Piora Oscillation


The Piora Oscillation was an abrupt cold and wet period in the climate history of the Holocene Epoch; it is generally dated to the period of c. 3200-2800. Some researchers associate the Piora Oscillation with the end of the Atlantic climate regime, and the start of the Sub-Boreal, in the Blytt–Sernander sequence of Holocene climates.
The spatial extent of the change is unclear; it does not show up as a major, or even identifiable, event in hemispheric temperature reconstructions.

First detection

The phenomenon is named after the Val Piora or Piora Valley in Switzerland, where it was first detected; some of the most dramatic evidence of the Piora Oscillation comes from the region of the Alps. Glaciers advanced in the Alps, apparently for the first time since the Holocene climatic optimum; the Alpine tree line dropped by 100 meters. In the Middle East, the surface of the Dead Sea rose nearly 100 meters, then receded to a more usual level. A few commentators have associated the climate changes of this period with the end of the Uruk period, as a Dark Age associated with the floods of the Gilgamesh epic and Noah's flood of the Book of Genesis.

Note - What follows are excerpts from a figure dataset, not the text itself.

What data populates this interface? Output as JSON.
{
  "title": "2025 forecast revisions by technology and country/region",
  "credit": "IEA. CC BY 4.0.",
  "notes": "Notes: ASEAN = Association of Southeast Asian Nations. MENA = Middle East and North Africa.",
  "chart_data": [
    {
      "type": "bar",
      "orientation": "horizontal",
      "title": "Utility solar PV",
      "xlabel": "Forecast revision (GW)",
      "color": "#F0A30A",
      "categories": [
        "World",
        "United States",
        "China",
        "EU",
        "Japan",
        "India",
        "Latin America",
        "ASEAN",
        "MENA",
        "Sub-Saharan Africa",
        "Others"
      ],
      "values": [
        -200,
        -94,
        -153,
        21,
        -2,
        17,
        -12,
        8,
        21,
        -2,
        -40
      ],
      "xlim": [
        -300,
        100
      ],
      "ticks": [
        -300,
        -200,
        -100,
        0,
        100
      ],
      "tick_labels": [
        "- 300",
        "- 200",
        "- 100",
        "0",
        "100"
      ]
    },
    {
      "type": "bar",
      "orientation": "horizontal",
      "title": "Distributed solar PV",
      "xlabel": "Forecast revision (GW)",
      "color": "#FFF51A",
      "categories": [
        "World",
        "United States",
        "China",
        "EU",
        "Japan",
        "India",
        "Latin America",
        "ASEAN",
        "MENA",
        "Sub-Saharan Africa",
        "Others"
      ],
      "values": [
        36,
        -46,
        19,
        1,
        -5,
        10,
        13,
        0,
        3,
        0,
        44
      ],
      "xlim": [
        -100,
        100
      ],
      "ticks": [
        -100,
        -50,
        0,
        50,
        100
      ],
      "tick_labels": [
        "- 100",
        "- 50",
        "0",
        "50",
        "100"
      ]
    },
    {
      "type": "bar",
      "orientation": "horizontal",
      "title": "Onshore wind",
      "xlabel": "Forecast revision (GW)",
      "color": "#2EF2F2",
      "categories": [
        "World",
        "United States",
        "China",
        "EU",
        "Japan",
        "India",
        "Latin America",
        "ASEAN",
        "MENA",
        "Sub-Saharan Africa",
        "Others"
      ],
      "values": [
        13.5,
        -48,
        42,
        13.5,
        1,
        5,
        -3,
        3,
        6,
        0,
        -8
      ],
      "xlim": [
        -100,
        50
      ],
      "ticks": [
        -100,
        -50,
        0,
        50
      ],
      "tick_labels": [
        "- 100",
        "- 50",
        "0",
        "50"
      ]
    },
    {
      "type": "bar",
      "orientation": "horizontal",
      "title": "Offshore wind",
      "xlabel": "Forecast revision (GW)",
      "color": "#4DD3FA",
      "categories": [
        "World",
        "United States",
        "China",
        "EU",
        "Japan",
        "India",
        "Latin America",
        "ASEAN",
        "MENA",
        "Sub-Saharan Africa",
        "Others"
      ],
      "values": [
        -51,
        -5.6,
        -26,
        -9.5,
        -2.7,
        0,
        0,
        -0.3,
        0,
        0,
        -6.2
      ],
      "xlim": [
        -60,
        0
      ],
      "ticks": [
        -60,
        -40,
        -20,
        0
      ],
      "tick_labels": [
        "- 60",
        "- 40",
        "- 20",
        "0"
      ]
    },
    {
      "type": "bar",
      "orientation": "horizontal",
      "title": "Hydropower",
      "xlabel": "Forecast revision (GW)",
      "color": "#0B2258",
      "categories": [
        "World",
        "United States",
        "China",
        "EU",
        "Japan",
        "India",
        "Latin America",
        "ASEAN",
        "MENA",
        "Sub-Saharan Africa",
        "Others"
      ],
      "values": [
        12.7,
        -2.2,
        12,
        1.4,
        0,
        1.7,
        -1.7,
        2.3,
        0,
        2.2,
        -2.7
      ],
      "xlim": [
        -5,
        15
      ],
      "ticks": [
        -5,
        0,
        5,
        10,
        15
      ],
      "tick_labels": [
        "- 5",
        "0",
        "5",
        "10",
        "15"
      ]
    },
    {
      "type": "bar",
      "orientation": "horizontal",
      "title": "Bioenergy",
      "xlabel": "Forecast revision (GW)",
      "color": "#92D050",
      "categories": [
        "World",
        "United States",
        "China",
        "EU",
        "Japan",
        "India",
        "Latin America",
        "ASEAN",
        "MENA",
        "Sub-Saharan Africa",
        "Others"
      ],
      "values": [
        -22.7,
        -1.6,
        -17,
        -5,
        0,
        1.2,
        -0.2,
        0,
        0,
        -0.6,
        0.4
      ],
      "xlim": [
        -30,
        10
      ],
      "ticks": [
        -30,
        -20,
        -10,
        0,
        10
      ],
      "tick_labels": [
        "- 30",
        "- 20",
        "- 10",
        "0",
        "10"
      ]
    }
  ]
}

Link to horse domestication

The Piora Oscillation has also been linked to the domestication of the horse. In Central Asia, a colder climate favored the use of horses: "The horse, since it was so adept at foraging with snow on the ground, tended to replace cattle and sheep." The Piora period seems associated with a period of colder drier air over the Western and Eastern Mediterranean, and may have depressed rainfalls as far afield as the Middle East. It is also associated with a sudden onset of drier weather in the central Sahara.

Causes

The cause or causes of the Piora Oscillation are debated. A Greenland ice core, GISP2, shows a sulfate spike and methane trough c. 3250 BCE, suggesting an unusual occurrence — either a volcanic eruption or a meteor or an asteroid impact event. Other authorities associate the Piora Oscillation with other comparable events, like the 8.2 kiloyear event, that recur in climate history, as part of a larger 1500-year climate cycle.